Wednesday, February 1, 2012

Doing It Right

Photo: Lee Jeffries

Recently I ran a post on the ironies of B&W photography which featured some "beautifully lit homeless photos" I had shot on the run. Homelessness, as in so many other major cities worldwide, is rampant here in San Francisco. And homelessness as a photo "project" is often every bit as ubiquitous, exploitative and overdone. And yet, on those ever so rare occasions when it's real, one can still sense the originality, as well as the genuine emotion inherent in work that is both authentic and true. I'm not a great fan of tightly cropped portraits, but many of these do succeed, and of those that do, I haven't seen work as soulful and transcendent since Robert Bergman's A Kind Of Rapture.

Photo: Lee Jeffries

Lee Jeffries could have kept on walking, instead he chose to enter the very world he chose to photograph, not as voyeur, but as witness- and fellow human. You may dismissively conclude that he just takes pretty pictures of "unfortunates," but his photographs speak well beyond that, as do his personal interactions with those he photographs. If he's guilty of anything, it's of recognizing the innate beauty and humanity we all possess, and demonstrating beyond doubt that it lives within us all- no matter how much we choose to ignore or deny it.

Photo: Lee Jeffries


Noah Beil said...


His story about trying to connect with his subjects is admirable, but I don't see an ethical human connection in the photographs.

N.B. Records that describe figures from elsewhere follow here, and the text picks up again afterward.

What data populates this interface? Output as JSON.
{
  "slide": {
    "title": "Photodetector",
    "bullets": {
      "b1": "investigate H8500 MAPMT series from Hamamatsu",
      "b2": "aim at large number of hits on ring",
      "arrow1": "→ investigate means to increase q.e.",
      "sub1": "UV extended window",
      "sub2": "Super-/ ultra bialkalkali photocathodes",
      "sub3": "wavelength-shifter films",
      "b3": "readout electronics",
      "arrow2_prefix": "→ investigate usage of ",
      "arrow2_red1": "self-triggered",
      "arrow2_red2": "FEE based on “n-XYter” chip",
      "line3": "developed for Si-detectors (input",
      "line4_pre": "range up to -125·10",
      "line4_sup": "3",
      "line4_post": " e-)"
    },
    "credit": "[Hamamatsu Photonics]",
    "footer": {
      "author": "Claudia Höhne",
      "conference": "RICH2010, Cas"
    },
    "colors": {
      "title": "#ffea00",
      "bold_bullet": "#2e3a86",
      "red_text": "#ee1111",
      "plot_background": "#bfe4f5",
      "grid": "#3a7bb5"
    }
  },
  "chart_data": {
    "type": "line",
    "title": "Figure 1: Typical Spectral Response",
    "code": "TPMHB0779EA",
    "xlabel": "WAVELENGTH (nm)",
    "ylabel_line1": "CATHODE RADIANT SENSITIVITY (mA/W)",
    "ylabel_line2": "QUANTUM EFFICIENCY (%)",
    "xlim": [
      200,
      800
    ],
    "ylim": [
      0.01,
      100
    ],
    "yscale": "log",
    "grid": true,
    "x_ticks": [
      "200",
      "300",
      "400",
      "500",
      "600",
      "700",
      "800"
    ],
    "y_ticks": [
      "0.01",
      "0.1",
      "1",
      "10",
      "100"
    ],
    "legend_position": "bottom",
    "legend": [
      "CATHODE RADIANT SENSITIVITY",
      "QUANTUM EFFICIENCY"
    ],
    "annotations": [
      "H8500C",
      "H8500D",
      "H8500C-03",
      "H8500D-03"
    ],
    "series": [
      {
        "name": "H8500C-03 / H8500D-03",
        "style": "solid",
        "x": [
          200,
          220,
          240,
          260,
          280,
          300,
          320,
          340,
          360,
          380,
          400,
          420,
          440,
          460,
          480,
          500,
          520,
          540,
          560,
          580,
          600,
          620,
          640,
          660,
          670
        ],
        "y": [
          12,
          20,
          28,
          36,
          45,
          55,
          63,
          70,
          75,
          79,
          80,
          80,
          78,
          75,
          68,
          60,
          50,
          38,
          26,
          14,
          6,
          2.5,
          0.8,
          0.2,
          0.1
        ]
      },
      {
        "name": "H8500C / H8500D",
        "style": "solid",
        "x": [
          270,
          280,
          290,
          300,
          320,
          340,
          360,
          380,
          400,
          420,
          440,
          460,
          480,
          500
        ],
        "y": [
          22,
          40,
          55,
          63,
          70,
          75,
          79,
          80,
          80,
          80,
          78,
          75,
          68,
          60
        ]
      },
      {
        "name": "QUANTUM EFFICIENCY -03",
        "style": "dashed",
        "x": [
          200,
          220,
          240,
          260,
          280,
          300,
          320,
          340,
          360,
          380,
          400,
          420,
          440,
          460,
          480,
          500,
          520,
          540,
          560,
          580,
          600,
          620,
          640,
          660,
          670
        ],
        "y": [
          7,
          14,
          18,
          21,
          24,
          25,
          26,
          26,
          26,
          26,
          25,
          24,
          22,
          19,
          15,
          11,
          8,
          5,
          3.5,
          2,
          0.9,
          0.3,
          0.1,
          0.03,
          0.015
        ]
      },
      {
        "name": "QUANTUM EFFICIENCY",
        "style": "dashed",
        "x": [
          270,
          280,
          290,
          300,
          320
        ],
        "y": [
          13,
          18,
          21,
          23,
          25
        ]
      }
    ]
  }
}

He wants his audience to know "these people are just like me and you," but I wouldn't want a portrait of me with snot running down my face posted on the internet. Would you? He's exploiting these people, even if it's raising money for a good cause.


Stan B. said...

I think his portraits walk a fine line- no doubt. And I do think some of his portraits a bit manipulative (particularly in terms of technique)- and have no problem seeing how others find themselves on the other siide of that line. That said, I think the majority of this work is quite formidable, and rings true.

One can't escape the eyes in these portraits, the looks of many are simply transcendent, to one degree or another. And to get that look, even that basic level of connection, from a group of people we often willingly choose to ignore on a daily basis, or even look upon as somehow slightly less than human, I think speaks to his behalf- and to theirs.

Eric Rose said...

I enjoyed the portraits Bill Jay did of some homeless folks he befriended on his daily walks. They were published in Lenswork, not sure if they are on the net. Since his passing his website has not been updated to even reflect the fact that he is no longer.

Stan B. said...

I'm sure there have been quite a few well done essays on homelessness throughout the... decades. And the massive evictions resulting from the housing crisis brought on by the 2008 recession have created an entirely "new class" of homelessness whose faces are not those of the more hardened, more "traditional" faces we have come to associate with the term. They're the faces of our neighbors... people who tend to look more like "us," and those faces are often those of children. I'm sure those essays are currently being shot and perhaps some reading this are already aware of others that have already been published.

I may not have explained myself very clearly in my initial comment (during lunch). Despite my own initial apprehensions as to how the homeless are portrayed in this particular essay (almost as illuminated religious icons from the Renaissance), the bottom line is that in spite of those particular aesthetics (as marvelous and manipulative as they may be), these photographs actively serve to remind the viewer that despite the dirt and grime, despite the threateningly hard times etched into every pore of their skin, one can still look directly into their eyes, and discern without doubt that the light is still on, their humanity worthy of our notice and concern.